Someone needs to explain to this ignorant Australian how New York could be in this situation. How can New York be in a situation where they feel they are better off letting go of more than 4.650 teachers? How is this possible? Is New York so content with their education system that they think they can make their cutbacks by ridding themselves of talented teachers? Isn’t there other areas of government waste they can focus on instead of this massive cull? That’s what this amounts to – a massive cull. Teachers as expendable livestock!
And what’s worse is they are bound by a law that requires that teachers hired last are the first ones to be laid off, regardless of their effectiveness.
“I’m sorry, you’re doing a brilliant job and have been a source of inspiration to your students, but because we only hired you recently, we have to let you go.”
Teacher morale has always been an oxymoron, but this would be doing so much damage to teachers, their families, students and schools. Take this case for example:
This is Stany Leblanc’s second year as a New York City teacher. It may also be his last.
When Mr. Leblanc’s sixth-grade students arrived in September for their first day of school in the South Bronx, they were on average two years behind in writing skills and more than a year behind in reading.
To inspire his poor, black and Hispanic charges to read, Mr. Leblanc has found books that are relevant to many of their lives. Students whose homes are too chaotic for studying find in his classroom a quiet place to work long before school in the mornings and well after the school day is done. He pushes students to write essays every week and groups them into teams named after colleges, so they remember every day what they are working toward.
Five months later, his sixth-graders are reading and writing at the sixth-grade level. “I’ve already caught them up and now I’m moving them beyond,” he said.

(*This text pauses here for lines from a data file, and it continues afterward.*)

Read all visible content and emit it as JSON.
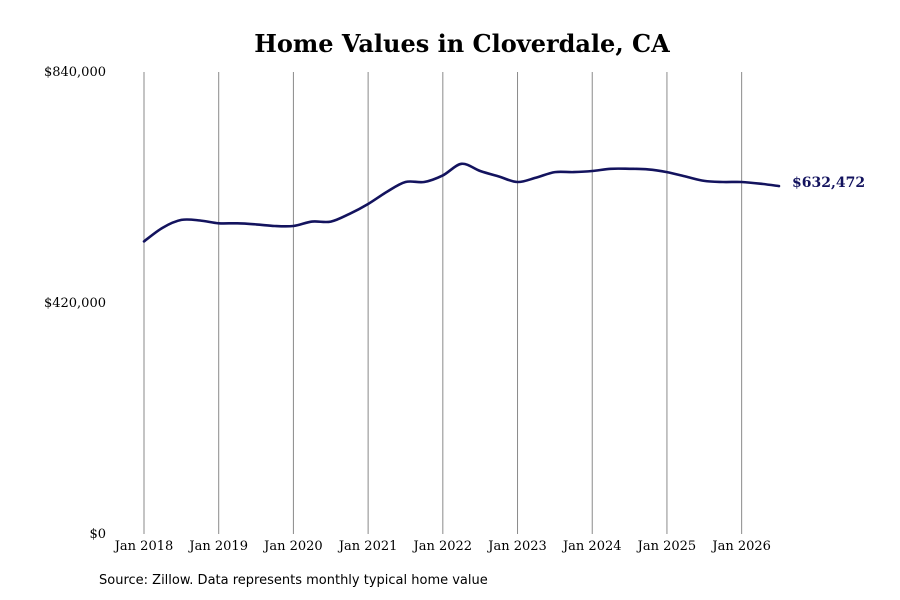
{
  "chart_data": {
    "type": "line",
    "title": "Home Values in Cloverdale, CA",
    "xlabel": "",
    "ylabel": "",
    "ylim": [
      0,
      840000
    ],
    "xlim": [
      "2018-01",
      "2026-07"
    ],
    "y_ticks": [
      0,
      420000,
      840000
    ],
    "y_tick_labels": [
      "$0",
      "$420,000",
      "$840,000"
    ],
    "x_ticks": [
      "2018-01",
      "2019-01",
      "2020-01",
      "2021-01",
      "2022-01",
      "2023-01",
      "2024-01",
      "2025-01",
      "2026-01"
    ],
    "x_tick_labels": [
      "Jan 2018",
      "Jan 2019",
      "Jan 2020",
      "Jan 2021",
      "Jan 2022",
      "Jan 2023",
      "Jan 2024",
      "Jan 2025",
      "Jan 2026"
    ],
    "grid": "vertical",
    "legend": "none",
    "series": [
      {
        "color": "#13135e",
        "x": [
          "2018-01",
          "2018-04",
          "2018-07",
          "2018-10",
          "2019-01",
          "2019-04",
          "2019-07",
          "2019-10",
          "2020-01",
          "2020-04",
          "2020-07",
          "2020-10",
          "2021-01",
          "2021-04",
          "2021-07",
          "2021-10",
          "2022-01",
          "2022-04",
          "2022-07",
          "2022-10",
          "2023-01",
          "2023-04",
          "2023-07",
          "2023-10",
          "2024-01",
          "2024-04",
          "2024-07",
          "2024-10",
          "2025-01",
          "2025-04",
          "2025-07",
          "2025-10",
          "2026-01",
          "2026-04",
          "2026-07"
        ],
        "values": [
          532000,
          557000,
          571000,
          570000,
          565000,
          565000,
          563000,
          560000,
          560000,
          568000,
          568000,
          582000,
          600000,
          622000,
          640000,
          640000,
          652000,
          673000,
          660000,
          650000,
          640000,
          648000,
          658000,
          658000,
          660000,
          664000,
          664000,
          663000,
          658000,
          650000,
          642000,
          640000,
          640000,
          637000,
          632472
        ]
      }
    ],
    "end_label": "$632,472",
    "source": "Source: Zillow. Data represents monthly typical home value"
  }
}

More than 4,650 teachers are expected to be laid off at the end of this school year, according to Mayor Michael Bloomberg‘s preliminary budget. State law requires that teachers hired last are the first ones to be laid off, regardless of their effectiveness.
That would make Mr. Leblanc, who began teaching in 2009 and earns $45,000 a year, vulnerable to being among the first to go among a citywide teaching corps of nearly 80,000.
His school is vulnerable, too. More than 200 new schools have been created in New York City in recent years to replace large, dysfunctional schools where too many children were failing. These new schools tend to have teachers with less experience.
The location of Mr. Leblanc’s school in a poor neighborhood is a factor as well. Schools in poor districts tend to have newer teachers, as teachers with greater seniority tend not to want to work there. The Department of Education has said low-income communities will be among the hardest hit by teacher layoffs, places where children can least afford to lose their teachers.
“It’s going to be devastating to the culture” of the school, said Mr. Leblanc’s boss, Patrick Awosogba, the principal and founder of Science & Technology Academy: A Mott Hall School. Dr. Awosogba carefully picked each of his 25 teachers, building a team of educators who work well together and often pitch in at each other’s classrooms to offer help and advice.
Am I misreading the situation? Is Mr. Bloomberg’s initiative necessary? Why is a profession with relative job security worldwide suffering from such insecurity in New York? How do you get a situation where 4,650 teachers required one year are no longer required the next?
Sounds like another case of treating teachers like livestock!